Nel periodo estivo e comunque nella condizione  “hot weather”, definita nel paragrafo 3, il problema più insidioso è rappresentato dalla rapida perdita di lavorabilità del calcestruzzo fresco, causata dell'accelerazione del processo d'idratazione indotto dall’aumento di temperatura. Per ovviare a questo inconveniente, che spesso si traduce in ripetute aggiunte d'acqua sul cantiere è possibile ricorrere, previa sperimentazione preliminare, all’addizione di agente fluidificanti, superfluidificanti e/o ritardanti, all’adozione di misure preventive inerenti la composizione, la messa in opera e la protezione. È possibile raffreddare il calcestruzzo sia attraverso il raffreddamento dell’acqua e/o degli aggregati che aggiungendo ghiaccio tritato al posto di parte dell’acqua normale di impasto.

6.1 – Tenere “attentamente sotto controllo” la temperatura: la temperatura ambiente rappresenta un parametro estremamente importante, sia durante le fasi di lavorazione del conglomerato che nelle prime fasi di stagionatura.

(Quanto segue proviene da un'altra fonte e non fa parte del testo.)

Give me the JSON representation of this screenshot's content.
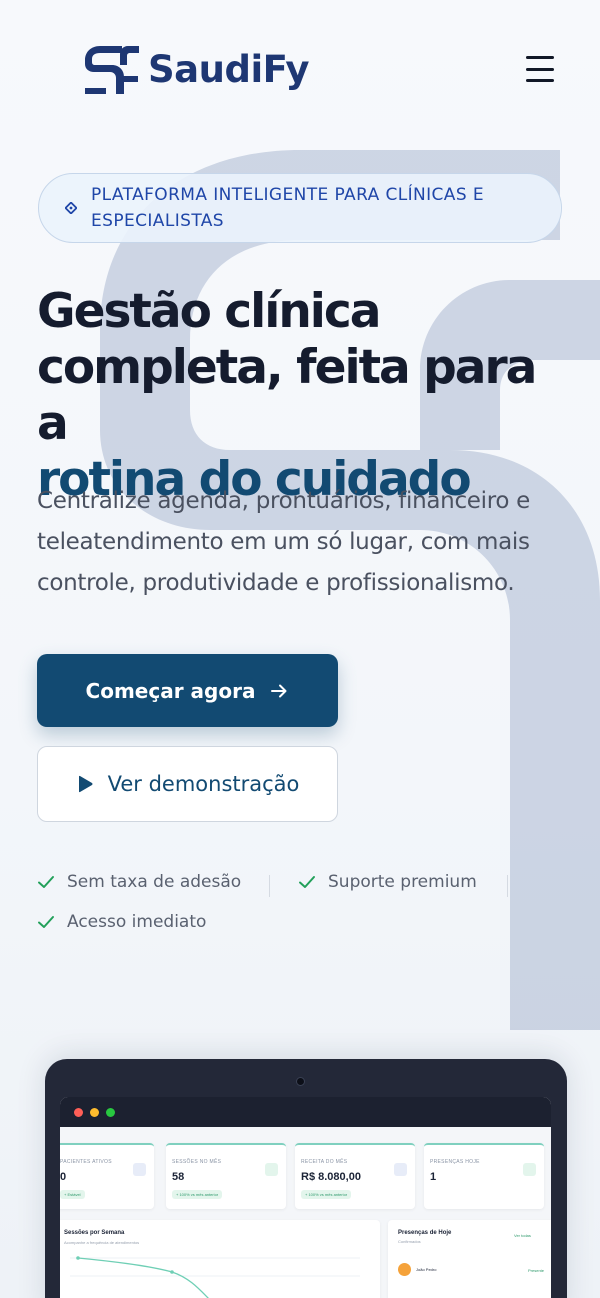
{
  "brand": {
    "name": "SaudiFy",
    "primary_color": "#124a72",
    "logo_color": "#1e3773"
  },
  "nav": {
    "menu_icon": "hamburger-menu-icon"
  },
  "hero": {
    "badge": "PLATAFORMA INTELIGENTE PARA CLÍNICAS E ESPECIALISTAS",
    "headline_line1": "Gestão clínica",
    "headline_line2": "completa, feita para a",
    "headline_accent": "rotina do cuidado",
    "subtitle": "Centralize agenda, prontuários, financeiro e teleatendimento em um só lugar, com mais controle, produtividade e profissionalismo.",
    "cta_primary": "Começar agora",
    "cta_secondary": "Ver demonstração"
  },
  "features": [
    {
      "label": "Sem taxa de adesão",
      "icon": "check-icon"
    },
    {
      "label": "Suporte premium",
      "icon": "check-icon"
    },
    {
      "label": "Acesso imediato",
      "icon": "check-icon"
    }
  ],
  "dashboard_preview": {
    "stats": [
      {
        "label": "PACIENTES ATIVOS",
        "value": "0",
        "chip": "+ Estável"
      },
      {
        "label": "SESSÕES NO MÊS",
        "value": "58",
        "chip": "+ 100% vs mês anterior"
      },
      {
        "label": "RECEITA DO MÊS",
        "value": "R$ 8.080,00",
        "chip": "+ 100% vs mês anterior"
      },
      {
        "label": "PRESENÇAS HOJE",
        "value": "1",
        "chip": ""
      }
    ],
    "chart_panel": {
      "title": "Sessões por Semana",
      "subtitle": "Acompanhe a frequência de atendimentos"
    },
    "today_panel": {
      "title": "Presenças de Hoje",
      "subtitle": "Confirmados",
      "link": "Ver todas",
      "patient": "João Pedro",
      "status": "Presente"
    }
  }
}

La temperatura del calcestruzzo fresco deve essere quindi controllata sia allo scarico che durante la posa in opera al fine di verificare che il valore massimo ammissibile, predeterminato e prescritto, non venga superato. Le modalità e la frequenza dei controlli debbono essere concordati con la committenza o con la direzione lavori. Le norme ASTM C 1064 e ASTM C94 forniscono utili indirizzi per i metodi e la frequenza delle prove. 

6.2 – Progettare un mix-design adeguato: Il mix design del calcestruzzo deve essere adeguato alle condizioni termiche ed atmosferiche previste e prevedibili in corso d’opera. La scelta del mix design più corretto, coniugato con la temperatura massima considerata ammissibile e con le condizioni meteo attendibilmente previste, deve rappresentare il risultato di sperimentazioni specifiche e deve essere formalmente approvata. 

6.3 – Adeguare il rapporto A/C e la consistenza: il mantenimento di un grado di consistenza adeguato alle lavorazioni previste ed alle condizioni igrotermiche prevedibili, deve essere conseguito attraverso l’adozione di misure operative specifiche e l’addizione di agenti fluidificanti, superfluidificanti e ritardanti verificatamente idonei allo scopo. 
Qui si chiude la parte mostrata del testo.